Время жить и время умирать (Ремарк) - страница 110

— Нам на службе не разрешается…

— Это особый случай. Вы сами сказали.

— Слушаюсь. — Кельнер посмотрел вокруг и взял рюмку. — Позвольте тогда выпить за ваше повышение!

— За что?

— За ваше повышение в чин унтер-офицера.

— Спасибо. У вас зоркий глаз.

Кельнер поставил стакан. — Я не могу пить сразу, да еще такое тонкое вино. И даже в таком особом случае, как сегодня.

— Это делает вам честь. Возьмите рюмку с собой.

— Спасибо вам.

Гребер опять налил себе и Элизабет. — Я делаю это не для того, чтобы показать, какие мы храбрые, — сказал он, — а потому, что при воздушных налетах лучше доgивать все вино, какое у тебя есть. Неизвестно, найдешь ли ты его потом.

Элизабет окинула взглядом его мундир. — А тебя, не могут поймать? В убежище полным-полно офицеров.

— Нет, Элизабет.

— Почему же?

— Потому что мне все равно.

— Разве, если все равно, человека не поймают?

— Во всяком случае — меньше шансов. А теперь пойдем — первый страх миновал.


Часть подвала, где помещался винный погреб, была бетонирована, потолок укрепили стальными подпорками и помещение приспособили под бомбоубежище. Расставили стулья, кресла, столы и диваны, на полу положили два-три потертых ковра, стены аккуратно выбелили.
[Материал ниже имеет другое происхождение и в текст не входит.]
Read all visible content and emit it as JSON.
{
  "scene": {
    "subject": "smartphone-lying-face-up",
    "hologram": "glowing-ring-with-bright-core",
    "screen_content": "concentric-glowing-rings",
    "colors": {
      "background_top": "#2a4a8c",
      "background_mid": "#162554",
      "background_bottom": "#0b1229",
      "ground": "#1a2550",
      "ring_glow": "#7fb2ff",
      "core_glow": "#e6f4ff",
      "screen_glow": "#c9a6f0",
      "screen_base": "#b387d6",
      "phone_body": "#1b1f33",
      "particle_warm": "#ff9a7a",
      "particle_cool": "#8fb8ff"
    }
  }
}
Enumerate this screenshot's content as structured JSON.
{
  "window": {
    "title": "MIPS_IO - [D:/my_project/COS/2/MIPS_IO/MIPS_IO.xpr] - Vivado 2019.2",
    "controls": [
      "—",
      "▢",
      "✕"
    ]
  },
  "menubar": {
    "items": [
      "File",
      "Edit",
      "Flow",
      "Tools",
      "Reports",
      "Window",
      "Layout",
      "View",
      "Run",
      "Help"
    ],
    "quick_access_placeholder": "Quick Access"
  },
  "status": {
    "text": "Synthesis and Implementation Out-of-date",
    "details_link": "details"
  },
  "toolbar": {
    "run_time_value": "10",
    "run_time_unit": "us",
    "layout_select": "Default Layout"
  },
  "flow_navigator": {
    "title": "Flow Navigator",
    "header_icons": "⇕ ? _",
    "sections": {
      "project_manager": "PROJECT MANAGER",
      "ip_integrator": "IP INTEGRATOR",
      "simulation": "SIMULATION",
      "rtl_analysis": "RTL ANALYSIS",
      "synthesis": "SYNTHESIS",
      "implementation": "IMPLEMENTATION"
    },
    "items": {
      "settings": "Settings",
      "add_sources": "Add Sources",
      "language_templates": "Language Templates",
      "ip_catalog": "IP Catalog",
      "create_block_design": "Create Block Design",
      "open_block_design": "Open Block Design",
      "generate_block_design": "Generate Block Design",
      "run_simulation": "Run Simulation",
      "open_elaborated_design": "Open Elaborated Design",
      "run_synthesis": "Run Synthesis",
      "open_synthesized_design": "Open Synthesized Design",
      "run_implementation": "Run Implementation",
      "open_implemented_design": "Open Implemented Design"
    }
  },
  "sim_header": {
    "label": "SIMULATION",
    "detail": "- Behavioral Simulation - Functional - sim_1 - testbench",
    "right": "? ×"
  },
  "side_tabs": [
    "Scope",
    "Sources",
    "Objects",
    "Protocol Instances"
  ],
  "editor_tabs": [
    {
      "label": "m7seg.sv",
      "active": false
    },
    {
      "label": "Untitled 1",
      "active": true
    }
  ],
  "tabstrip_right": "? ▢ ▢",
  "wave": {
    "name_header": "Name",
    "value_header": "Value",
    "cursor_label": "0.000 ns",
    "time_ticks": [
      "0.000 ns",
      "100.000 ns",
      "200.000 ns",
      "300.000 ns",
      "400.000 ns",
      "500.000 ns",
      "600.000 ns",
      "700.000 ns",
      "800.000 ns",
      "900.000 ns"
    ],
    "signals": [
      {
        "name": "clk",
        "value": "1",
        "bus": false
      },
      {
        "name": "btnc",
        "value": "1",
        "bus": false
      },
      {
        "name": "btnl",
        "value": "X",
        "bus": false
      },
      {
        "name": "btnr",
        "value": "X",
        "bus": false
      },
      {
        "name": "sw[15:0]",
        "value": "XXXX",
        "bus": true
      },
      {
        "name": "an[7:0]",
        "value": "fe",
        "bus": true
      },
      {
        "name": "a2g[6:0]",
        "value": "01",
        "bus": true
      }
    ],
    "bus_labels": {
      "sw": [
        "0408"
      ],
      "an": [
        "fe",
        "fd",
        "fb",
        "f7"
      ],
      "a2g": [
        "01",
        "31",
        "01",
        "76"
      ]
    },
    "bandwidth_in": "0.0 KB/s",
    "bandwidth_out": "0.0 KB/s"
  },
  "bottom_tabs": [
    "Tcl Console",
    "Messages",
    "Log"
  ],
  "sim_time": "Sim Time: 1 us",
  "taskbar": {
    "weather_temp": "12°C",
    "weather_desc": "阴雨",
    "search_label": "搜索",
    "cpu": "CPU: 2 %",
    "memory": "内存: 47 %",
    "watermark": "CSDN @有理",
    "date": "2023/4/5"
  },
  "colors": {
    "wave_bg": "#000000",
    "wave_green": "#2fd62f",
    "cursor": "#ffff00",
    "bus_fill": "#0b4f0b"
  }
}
Было тут и радио, а на серванте стояли стаканы и бутылки. Словом — бомбоубежище-люкс.

Гребер и Элизабет нашли свободные места у стены, где дощатая дверь отделяла убежище от винного погребка. За ними потянулась толпа посетителей. Среди них очень красивая женщина в белом вечернем платье. У нее была совсем голая спина, на левой руке сверкали драгоценности. Потом крикливая блондинка с рыбьим лицом, несколько мужчин, две-три старухи и группа офицеров. Появился также кельнер вместе со своим юным помощником. Они занялись откупориванием бутылок.

— Мы тоже могли бы взять с собой наше вино, — сказал Гребер.

Элизабет покачала головой.

— Впрочем, ты права. К чему нам этот бутафорский героизм…

— Таких вещей не надо делать, — сказала она. — Они приносят несчастье.

«Она права, — подумал Гребер и сердито покосился на кельнера, который ходил с подносом среди, публики. — Это вовсе не храбрость: это недостойное легкомыслие. Опасность — дело слишком серьезное. Насколько оно серьезно, примешь только, когда видел много смертей».

— Второй сигнал, — сказал кто-то рядом. — Летят сюда.

Гребер придвинул-свой стул вплотную к стулу Элизабет.

— Мне страшно, — сказала она. — Несмотря на хорошее вино и все благие намерения.

— Мне тоже.

Он обнял ее за плечи и почувствовал, как напряжено ее тело. В душе Гребера вдруг поднялась волна нежности. Элизабет вся подобралась, точно животное, почуявшее опасность; тут не было никакой позы, да она и не стремилась к ней, мужество было ее опорой, сама жизнь напряглась в ней при вое сирен, который теперь стал другим и возвещал смерть, и она не старалась это скрыть от себя.